Trend: Ancient jewellery making techniques - Part II

Continuing my exploration of ancient jewellery making techniques, in this article I want to take a closer look at filigree, intaglio, and carving. These methods of creating precious adornments have changed little over centuries, and the craftsmen who keep them alive through the beauty of their jewellery dedicate their entire lifetime to these works of art.

Precious metal etching is possibly the oldest jewellery technique in existence. To engrave, etch or create patterns in gold or any jewellery material is simplistic in its essence, but when done artfully, it can create a mesmerising effect.

One of the most iconic jewellers who has explored the art of engraving to the full is Buccellati. Their signature gold etching techniques include rigato, telato, segrinato, ornato, modellato: all of which are different forms of creating texture or illustrations on white and yellow gold, as well as silver.

Buccellati pieces are engraved to look and feel like silk, damask, tulle, lace, or linen. Engraved gold is also the signature of another Italian jewellery designer: Marco Bicego. The feather thin stripes that create a special shimmering effect are achieved with the traditional ‘bulino’: an ancient tool devised for the art of hand carving which gives gold and precious metals a fine, brushed texture.

Evidence of filigree jewellery featuring silver and gold wires known as ‘telkari’ has been discovered from as early as 3000 BC in Mesopotamia.
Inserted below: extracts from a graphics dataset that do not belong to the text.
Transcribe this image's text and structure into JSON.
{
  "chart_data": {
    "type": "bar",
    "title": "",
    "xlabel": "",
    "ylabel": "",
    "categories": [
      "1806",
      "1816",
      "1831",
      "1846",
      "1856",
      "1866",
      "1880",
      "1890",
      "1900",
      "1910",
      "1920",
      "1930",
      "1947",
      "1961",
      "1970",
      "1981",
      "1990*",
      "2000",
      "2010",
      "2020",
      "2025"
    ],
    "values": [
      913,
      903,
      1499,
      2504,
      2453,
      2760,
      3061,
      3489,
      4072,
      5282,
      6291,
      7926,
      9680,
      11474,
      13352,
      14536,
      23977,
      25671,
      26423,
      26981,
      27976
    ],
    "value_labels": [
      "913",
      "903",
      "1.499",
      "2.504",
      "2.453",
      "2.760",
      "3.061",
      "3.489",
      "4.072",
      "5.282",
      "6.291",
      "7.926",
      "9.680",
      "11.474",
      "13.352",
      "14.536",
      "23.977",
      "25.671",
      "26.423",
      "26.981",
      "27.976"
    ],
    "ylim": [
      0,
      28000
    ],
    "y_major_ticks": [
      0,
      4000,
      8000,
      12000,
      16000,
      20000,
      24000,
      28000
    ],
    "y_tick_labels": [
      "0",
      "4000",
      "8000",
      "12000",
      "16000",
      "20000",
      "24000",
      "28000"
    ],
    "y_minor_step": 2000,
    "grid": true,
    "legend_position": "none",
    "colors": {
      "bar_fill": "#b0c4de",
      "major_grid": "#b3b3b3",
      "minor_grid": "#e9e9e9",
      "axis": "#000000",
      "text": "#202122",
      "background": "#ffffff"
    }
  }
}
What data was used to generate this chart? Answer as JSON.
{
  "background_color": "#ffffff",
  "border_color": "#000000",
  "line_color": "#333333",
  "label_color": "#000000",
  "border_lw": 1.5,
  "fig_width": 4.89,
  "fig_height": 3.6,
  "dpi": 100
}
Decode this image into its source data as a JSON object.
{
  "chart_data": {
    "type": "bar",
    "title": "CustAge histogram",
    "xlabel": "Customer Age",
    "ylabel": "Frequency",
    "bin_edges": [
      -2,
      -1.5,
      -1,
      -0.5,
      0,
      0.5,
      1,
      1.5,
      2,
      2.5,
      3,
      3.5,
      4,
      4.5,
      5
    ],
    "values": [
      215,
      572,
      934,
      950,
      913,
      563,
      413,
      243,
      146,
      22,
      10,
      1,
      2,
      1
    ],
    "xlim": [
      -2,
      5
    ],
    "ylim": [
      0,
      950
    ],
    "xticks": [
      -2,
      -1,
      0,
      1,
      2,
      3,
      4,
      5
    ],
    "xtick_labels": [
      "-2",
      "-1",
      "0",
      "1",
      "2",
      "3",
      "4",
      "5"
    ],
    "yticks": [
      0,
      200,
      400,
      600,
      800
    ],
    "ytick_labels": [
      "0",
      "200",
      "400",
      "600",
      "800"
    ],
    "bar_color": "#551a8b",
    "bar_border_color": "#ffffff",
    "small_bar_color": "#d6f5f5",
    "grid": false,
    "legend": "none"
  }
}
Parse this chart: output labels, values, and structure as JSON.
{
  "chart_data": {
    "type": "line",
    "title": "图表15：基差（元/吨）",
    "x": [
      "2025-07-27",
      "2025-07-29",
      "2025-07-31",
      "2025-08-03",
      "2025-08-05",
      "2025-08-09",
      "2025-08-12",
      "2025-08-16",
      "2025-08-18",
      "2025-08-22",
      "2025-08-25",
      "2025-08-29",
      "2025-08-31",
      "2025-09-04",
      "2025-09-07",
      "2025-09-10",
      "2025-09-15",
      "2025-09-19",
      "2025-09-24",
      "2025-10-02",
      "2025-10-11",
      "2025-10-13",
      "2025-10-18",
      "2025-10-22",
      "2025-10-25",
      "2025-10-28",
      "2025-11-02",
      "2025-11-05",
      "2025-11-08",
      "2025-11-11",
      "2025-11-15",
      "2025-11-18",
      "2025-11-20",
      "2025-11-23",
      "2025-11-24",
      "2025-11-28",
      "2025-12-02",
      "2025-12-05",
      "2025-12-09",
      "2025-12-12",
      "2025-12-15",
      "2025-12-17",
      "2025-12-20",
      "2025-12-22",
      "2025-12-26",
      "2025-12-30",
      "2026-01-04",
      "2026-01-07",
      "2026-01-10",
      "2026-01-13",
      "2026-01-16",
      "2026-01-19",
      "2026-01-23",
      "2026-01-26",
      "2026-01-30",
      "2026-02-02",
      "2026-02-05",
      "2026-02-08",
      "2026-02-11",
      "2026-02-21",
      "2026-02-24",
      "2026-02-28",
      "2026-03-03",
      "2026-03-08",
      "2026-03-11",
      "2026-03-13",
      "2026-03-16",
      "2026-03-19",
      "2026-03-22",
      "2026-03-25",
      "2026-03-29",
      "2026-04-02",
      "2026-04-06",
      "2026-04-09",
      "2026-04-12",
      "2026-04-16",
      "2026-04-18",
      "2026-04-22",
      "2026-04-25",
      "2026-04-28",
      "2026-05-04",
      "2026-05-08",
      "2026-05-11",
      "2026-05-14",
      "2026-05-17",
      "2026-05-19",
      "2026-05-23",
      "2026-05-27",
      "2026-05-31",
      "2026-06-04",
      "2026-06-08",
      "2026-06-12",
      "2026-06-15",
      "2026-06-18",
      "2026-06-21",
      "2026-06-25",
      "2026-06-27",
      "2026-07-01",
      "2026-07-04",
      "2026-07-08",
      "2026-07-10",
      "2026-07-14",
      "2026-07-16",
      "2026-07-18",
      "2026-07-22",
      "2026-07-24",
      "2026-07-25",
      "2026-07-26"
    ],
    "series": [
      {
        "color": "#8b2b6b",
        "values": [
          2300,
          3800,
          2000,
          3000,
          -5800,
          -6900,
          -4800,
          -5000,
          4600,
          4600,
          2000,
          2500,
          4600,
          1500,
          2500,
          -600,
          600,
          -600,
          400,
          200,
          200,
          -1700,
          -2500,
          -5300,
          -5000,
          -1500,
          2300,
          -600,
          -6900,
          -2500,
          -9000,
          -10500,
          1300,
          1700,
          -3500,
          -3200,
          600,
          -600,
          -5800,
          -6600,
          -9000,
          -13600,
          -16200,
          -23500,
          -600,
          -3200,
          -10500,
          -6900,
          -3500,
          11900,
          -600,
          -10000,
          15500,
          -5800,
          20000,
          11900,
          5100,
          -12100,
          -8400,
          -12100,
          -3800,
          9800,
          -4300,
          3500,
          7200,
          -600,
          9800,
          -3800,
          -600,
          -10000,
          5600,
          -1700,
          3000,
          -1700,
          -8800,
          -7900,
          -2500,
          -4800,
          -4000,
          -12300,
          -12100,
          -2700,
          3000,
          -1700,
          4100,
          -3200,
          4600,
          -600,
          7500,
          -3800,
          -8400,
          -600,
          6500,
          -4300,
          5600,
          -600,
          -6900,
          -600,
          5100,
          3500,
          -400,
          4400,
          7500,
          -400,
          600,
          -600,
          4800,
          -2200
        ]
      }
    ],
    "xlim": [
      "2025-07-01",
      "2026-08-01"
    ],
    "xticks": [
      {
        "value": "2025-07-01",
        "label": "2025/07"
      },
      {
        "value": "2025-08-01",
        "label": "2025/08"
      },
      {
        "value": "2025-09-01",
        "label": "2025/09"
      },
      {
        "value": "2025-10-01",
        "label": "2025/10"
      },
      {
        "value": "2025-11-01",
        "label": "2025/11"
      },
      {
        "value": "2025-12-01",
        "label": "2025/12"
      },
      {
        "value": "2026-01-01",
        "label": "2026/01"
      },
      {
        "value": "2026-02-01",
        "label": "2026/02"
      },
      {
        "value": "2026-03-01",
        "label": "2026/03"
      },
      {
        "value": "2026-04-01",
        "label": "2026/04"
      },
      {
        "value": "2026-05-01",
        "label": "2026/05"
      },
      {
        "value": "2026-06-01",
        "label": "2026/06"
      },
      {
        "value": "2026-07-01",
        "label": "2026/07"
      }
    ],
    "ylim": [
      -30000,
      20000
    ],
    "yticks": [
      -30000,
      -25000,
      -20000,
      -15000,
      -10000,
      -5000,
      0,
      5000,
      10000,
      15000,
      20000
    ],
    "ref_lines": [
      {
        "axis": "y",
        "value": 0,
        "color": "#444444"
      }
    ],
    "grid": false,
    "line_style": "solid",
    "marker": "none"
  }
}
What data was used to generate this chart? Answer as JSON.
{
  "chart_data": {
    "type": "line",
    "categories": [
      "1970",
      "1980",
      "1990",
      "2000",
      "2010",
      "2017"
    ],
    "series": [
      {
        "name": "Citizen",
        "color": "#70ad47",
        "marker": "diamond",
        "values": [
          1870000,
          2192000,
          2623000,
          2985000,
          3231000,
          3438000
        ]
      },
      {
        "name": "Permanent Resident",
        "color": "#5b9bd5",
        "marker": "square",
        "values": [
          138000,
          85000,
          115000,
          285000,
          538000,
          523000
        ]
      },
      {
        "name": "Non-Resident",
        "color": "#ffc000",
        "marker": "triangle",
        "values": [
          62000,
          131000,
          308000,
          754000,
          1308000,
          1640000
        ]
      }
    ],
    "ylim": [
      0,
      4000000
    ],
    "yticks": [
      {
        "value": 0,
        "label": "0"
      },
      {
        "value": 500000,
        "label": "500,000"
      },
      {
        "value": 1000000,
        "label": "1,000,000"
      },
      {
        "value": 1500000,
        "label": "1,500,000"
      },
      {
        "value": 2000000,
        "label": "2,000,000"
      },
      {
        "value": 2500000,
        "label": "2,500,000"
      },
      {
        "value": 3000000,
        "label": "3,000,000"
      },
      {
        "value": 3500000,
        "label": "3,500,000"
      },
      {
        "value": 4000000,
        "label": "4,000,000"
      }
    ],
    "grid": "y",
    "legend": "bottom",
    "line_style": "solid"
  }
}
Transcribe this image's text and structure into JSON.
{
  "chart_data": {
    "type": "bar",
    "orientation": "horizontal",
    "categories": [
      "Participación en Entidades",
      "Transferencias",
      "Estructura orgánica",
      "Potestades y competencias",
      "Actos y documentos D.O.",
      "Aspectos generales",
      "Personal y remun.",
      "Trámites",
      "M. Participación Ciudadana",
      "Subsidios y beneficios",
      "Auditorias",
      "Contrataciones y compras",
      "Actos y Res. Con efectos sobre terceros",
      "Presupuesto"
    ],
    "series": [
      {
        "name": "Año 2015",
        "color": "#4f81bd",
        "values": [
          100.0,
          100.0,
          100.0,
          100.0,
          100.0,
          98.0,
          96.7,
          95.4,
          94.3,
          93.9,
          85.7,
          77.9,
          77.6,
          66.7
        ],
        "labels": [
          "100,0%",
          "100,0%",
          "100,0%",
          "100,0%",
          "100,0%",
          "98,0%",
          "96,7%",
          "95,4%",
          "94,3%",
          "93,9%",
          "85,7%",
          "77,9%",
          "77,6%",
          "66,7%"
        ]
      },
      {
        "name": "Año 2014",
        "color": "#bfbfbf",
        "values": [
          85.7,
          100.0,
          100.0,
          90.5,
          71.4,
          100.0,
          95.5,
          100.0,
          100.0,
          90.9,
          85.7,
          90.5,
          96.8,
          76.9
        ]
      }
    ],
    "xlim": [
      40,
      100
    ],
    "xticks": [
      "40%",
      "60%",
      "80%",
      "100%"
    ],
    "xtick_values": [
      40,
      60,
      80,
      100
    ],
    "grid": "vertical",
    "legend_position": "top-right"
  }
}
The type of technique means that fine gold or silver is moulded into thin wires and rolled into spirals, then pressed into place in jewellery or luxury ornaments to decorate them in a variety of ways.

One of the brands that truly made filigree jewellery their own is Eleuterio. Based in Portugal, they create intricate gold pieces that bear the heritage of generations of skilled workmanship in the art of creating their ‘crochet gold’. The art of filigree dates as far back as the dawn of civilisation: traces of pieces have been found from pre-Roman times in the area of northern Portugal around Povoa de Lanhoso.

The engraving of gemstones - known as Intaglio - was a luxury art form as far back as 5000 BC, and the origin of the engraved signet stone can be traced right back to ancient Mesopotamia. During the Neo-classical revival of the 18th century, connoisseurs collected engraved gems from the ancient periods, as well as commissioned copies from the most skilled engravers of the time.

There are very few masters of the craft of intaglio left who are able to create extremely detailed carved gems, therefore latterly, jewellery featuring intaglios is rare. Russian jeweller Yaroslav Argentov celebrates the art of intaglio with classically glamorous gemstone jewellery, and adheres to the tradition of engraving portraits within sizeable beryls, citrines and topaz. The table of these stones is purposely large, so as to provide a better view of the engraved image through the jewel.

Argentov Jewellery pendant and ring with intaglio gem carving

Conversely, the technique used to create cameo is a method of carving an object – such as an engraved gemstone or shell - creating a raised positive relief image (in contrast with the intaglio technique, which produces a negative image.) Amedeo Scognamiglio provides a contemporary approach to the ancient art of cameo making, through alternative materials and unexpected, often daring designs; you are as likely to see skulls and animals as you are a woman’s profile portrait. His work continues an artistic manufacturing tradition dating back to the early 1800s in his hometown of Torre del Greco.

These jewellery techniques have survived as a testament to intricate and time-consuming craftsmanship as well as tradition that inspire modern jewellers and heritage companies alike. Those who create pieces using ancient techniques are respecting and learning from artists who passed down their knowledge and human experience through jewellery making.